Wednesday, July 29, 2009

Wonderful Complexities



Pinches were mandatory. It wasn’t a dream. When we woke in the morning, having bedded down the previous night in a Beijing hotel, we were indeed in CHINA. I dashed to the shower with a feeling of triumphant arrival. This land, after all, has been elusive. My attempt at visitation in 2003 was denied (the respiratory disease, SARS, put a quick kibosh on that plan). Then Jeannie’s gastric battles in Hong Kong held Beijing in the wind once again (nursing her to health was paramount). And finally, even as we looked down on mainland China from the window of a 747, threatening electrical storms delayed our landing (we spun our engines for two extra hours as we waited for more temperate skies). To be in Beijing was a victory, and the completion of a personal pilgrimage of sorts.

I’ve long been interested in the contemporary history of the People’s Republic. The book, Lost on Planet China, sufficiently stoked this fire, and gave room to my burgeoning fascination with this country of 1.2 billion people.

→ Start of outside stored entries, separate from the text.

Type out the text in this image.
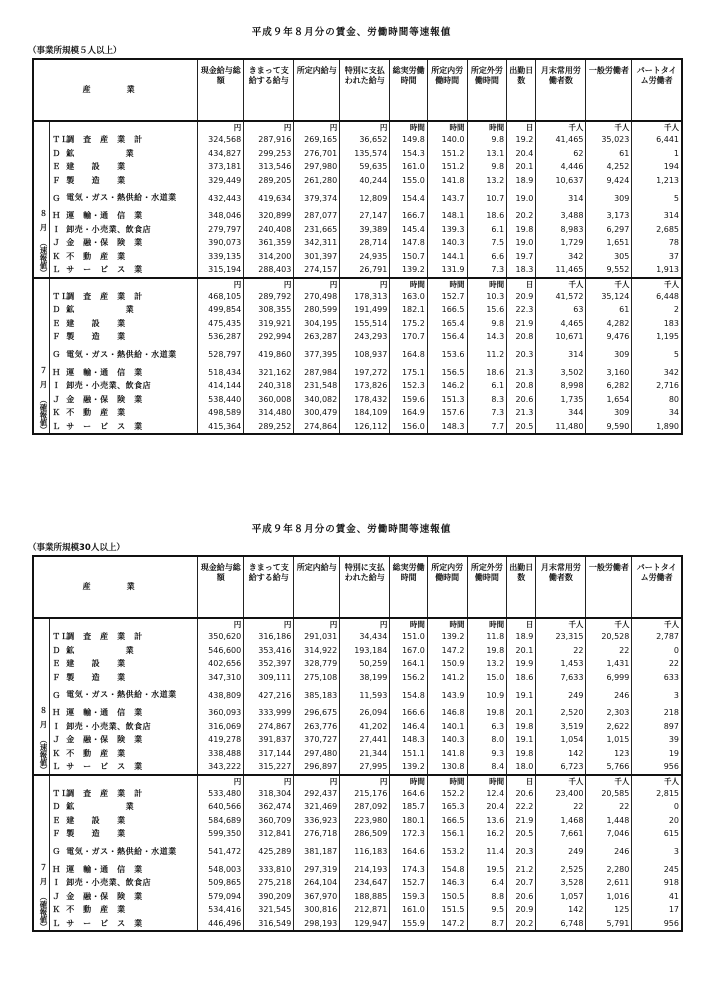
平成９年８月分の賃金、労働時間等速報値
（事業所規模５人以上）
産　業		現金給与総額	きまって支給する給与	所定内給与	特別に支払われた給与	総実労働時間	所定内労働時間	所定外労働時間	出勤日数	月末常用労働者数	一般労働者	パートタイム労働者

８
月
（速報値）		円	円	円	円	時間	時間	時間	日	千人	千人	千人
	ＴＬ調　査　産　業　計	324,568	287,916	269,165	36,652	149.8	140.0	9.8	19.2	41,465	35,023	6,441
	Ｄ 鉱　　　　　　業	434,827	299,253	276,701	135,574	154.3	151.2	13.1	20.4	62	61	1
	Ｅ 建　　設　　業	373,181	313,546	297,980	59,635	161.0	151.2	9.8	20.1	4,446	4,252	194
	Ｆ 製　　造　　業	329,449	289,205	261,280	40,244	155.0	141.8	13.2	18.9	10,637	9,424	1,213
	Ｇ 電気・ガス・熱供給・水道業	432,443	419,634	379,374	12,809	154.4	143.7	10.7	19.0	314	309	5
	Ｈ 運　輸・通　信　業	348,046	320,899	287,077	27,147	166.7	148.1	18.6	20.2	3,488	3,173	314
	Ｉ 卸売・小売業、飲食店	279,797	240,408	231,665	39,389	145.4	139.3	6.1	19.8	8,983	6,297	2,685
	Ｊ 金　融・保　険　業	390,073	361,359	342,311	28,714	147.8	140.3	7.5	19.0	1,729	1,651	78
	Ｋ 不　動　産　業	339,135	314,200	301,397	24,935	150.7	144.1	6.6	19.7	342	305	37
	Ｌ サ　ー　ビ　ス　業	315,194	288,403	274,157	26,791	139.2	131.9	7.3	18.3	11,465	9,552	1,913

７
月
（確報値）		円	円	円	円	時間	時間	時間	日	千人	千人	千人
	ＴＬ調　査　産　業　計	468,105	289,792	270,498	178,313	163.0	152.7	10.3	20.9	41,572	35,124	6,448
	Ｄ 鉱　　　　　　業	499,854	308,355	280,599	191,499	182.1	166.5	15.6	22.3	63	61	2
	Ｅ 建　　設　　業	475,435	319,921	304,195	155,514	175.2	165.4	9.8	21.9	4,465	4,282	183
	Ｆ 製　　造　　業	536,287	292,994	263,287	243,293	170.7	156.4	14.3	20.8	10,671	9,476	1,195
	Ｇ 電気・ガス・熱供給・水道業	528,797	419,860	377,395	108,937	164.8	153.6	11.2	20.3	314	309	5
	Ｈ 運　輸・通　信　業	518,434	321,162	287,984	197,272	175.1	156.5	18.6	21.3	3,502	3,160	342
	Ｉ 卸売・小売業、飲食店	414,144	240,318	231,548	173,826	152.3	146.2	6.1	20.8	8,998	6,282	2,716
	Ｊ 金　融・保　険　業	538,440	360,008	340,082	178,432	159.6	151.3	8.3	20.6	1,735	1,654	80
	Ｋ 不　動　産　業	498,589	314,480	300,479	184,109	164.9	157.6	7.3	21.3	344	309	34
	Ｌ サ　ー　ビ　ス　業	415,364	289,252	274,864	126,112	156.0	148.3	7.7	20.5	11,480	9,590	1,890
平成９年８月分の賃金、労働時間等速報値
（事業所規模30人以上）
産　業		現金給与総額	きまって支給する給与	所定内給与	特別に支払われた給与	総実労働時間	所定内労働時間	所定外労働時間	出勤日数	月末常用労働者数	一般労働者	パートタイム労働者

８
月
（速報値）		円	円	円	円	時間	時間	時間	日	千人	千人	千人
	ＴＬ調　査　産　業　計	350,620	316,186	291,031	34,434	151.0	139.2	11.8	18.9	23,315	20,528	2,787
	Ｄ 鉱　　　　　　業	546,600	353,416	314,922	193,184	167.0	147.2	19.8	20.1	22	22	0
	Ｅ 建　　設　　業	402,656	352,397	328,779	50,259	164.1	150.9	13.2	19.9	1,453	1,431	22
	Ｆ 製　　造　　業	347,310	309,111	275,108	38,199	156.2	141.2	15.0	18.6	7,633	6,999	633
	Ｇ 電気・ガス・熱供給・水道業	438,809	427,216	385,183	11,593	154.8	143.9	10.9	19.1	249	246	3
	Ｈ 運　輸・通　信　業	360,093	333,999	296,675	26,094	166.6	146.8	19.8	20.1	2,520	2,303	218
	Ｉ 卸売・小売業、飲食店	316,069	274,867	263,776	41,202	146.4	140.1	6.3	19.8	3,519	2,622	897
	Ｊ 金　融・保　険　業	419,278	391,837	370,727	27,441	148.3	140.3	8.0	19.1	1,054	1,015	39
	Ｋ 不　動　産　業	338,488	317,144	297,480	21,344	151.1	141.8	9.3	19.8	142	123	19
	Ｌ サ　ー　ビ　ス　業	343,222	315,227	296,897	27,995	139.2	130.8	8.4	18.0	6,723	5,766	956

７
月
（確報値）		円	円	円	円	時間	時間	時間	日	千人	千人	千人
	ＴＬ調　査　産　業　計	533,480	318,304	292,437	215,176	164.6	152.2	12.4	20.6	23,400	20,585	2,815
	Ｄ 鉱　　　　　　業	640,566	362,474	321,469	287,092	185.7	165.3	20.4	22.2	22	22	0
	Ｅ 建　　設　　業	584,689	360,709	336,923	223,980	180.1	166.5	13.6	21.9	1,468	1,448	20
	Ｆ 製　　造　　業	599,350	312,841	276,718	286,509	172.3	156.1	16.2	20.5	7,661	7,046	615
	Ｇ 電気・ガス・熱供給・水道業	541,472	425,289	381,187	116,183	164.6	153.2	11.4	20.3	249	246	3
	Ｈ 運　輸・通　信　業	548,003	333,810	297,319	214,193	174.3	154.8	19.5	21.2	2,525	2,280	245
	Ｉ 卸売・小売業、飲食店	509,865	275,218	264,104	234,647	152.7	146.3	6.4	20.7	3,528	2,611	918
	Ｊ 金　融・保　険　業	579,094	390,209	367,970	188,885	159.3	150.5	8.8	20.6	1,057	1,016	41
	Ｋ 不　動　産　業	534,416	321,545	300,816	212,871	161.0	151.5	9.5	20.9	142	125	17
	Ｌ サ　ー　ビ　ス　業	446,496	316,549	298,193	129,947	155.9	147.2	8.7	20.2	6,748	5,791	956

Perhaps it is the complexities of this place that intrigue me so. Even the most simple of questions seem impossible to answer. Is China communist? Is China capitalist? I guess it is the hunt for the answer, even though a definitive conclusion is unlikely, that really turns my key.

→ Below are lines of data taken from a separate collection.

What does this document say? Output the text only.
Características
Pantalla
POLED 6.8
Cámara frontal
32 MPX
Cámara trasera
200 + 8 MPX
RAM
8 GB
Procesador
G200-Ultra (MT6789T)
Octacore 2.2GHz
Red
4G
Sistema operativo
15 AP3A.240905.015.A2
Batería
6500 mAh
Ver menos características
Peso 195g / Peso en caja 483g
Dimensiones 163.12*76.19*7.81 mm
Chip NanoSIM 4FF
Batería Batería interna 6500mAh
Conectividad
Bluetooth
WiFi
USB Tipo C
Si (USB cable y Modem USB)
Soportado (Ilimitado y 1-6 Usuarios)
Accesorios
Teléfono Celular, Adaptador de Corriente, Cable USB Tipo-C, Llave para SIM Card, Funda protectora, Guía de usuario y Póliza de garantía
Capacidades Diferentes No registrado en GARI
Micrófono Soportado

The core of my interest lies in the creases of the passive face that exists at every turn. Mao Zedong is everywhere in the capital. His image is at the center of every piece of currency, his meek grin is emblazoned on every type of souvenir, his “Little Red Book of Quotations” is more available than the day’s newspaper, and of course, famously, his massive portrait overlooks the gates of Tiananmen Square. All this, while it is widely known that his policies and practices as the Chairman of the People’s Republic brought about the demise of 38 million of his countrymen. And so exists the wonderful complexities of Chinese society.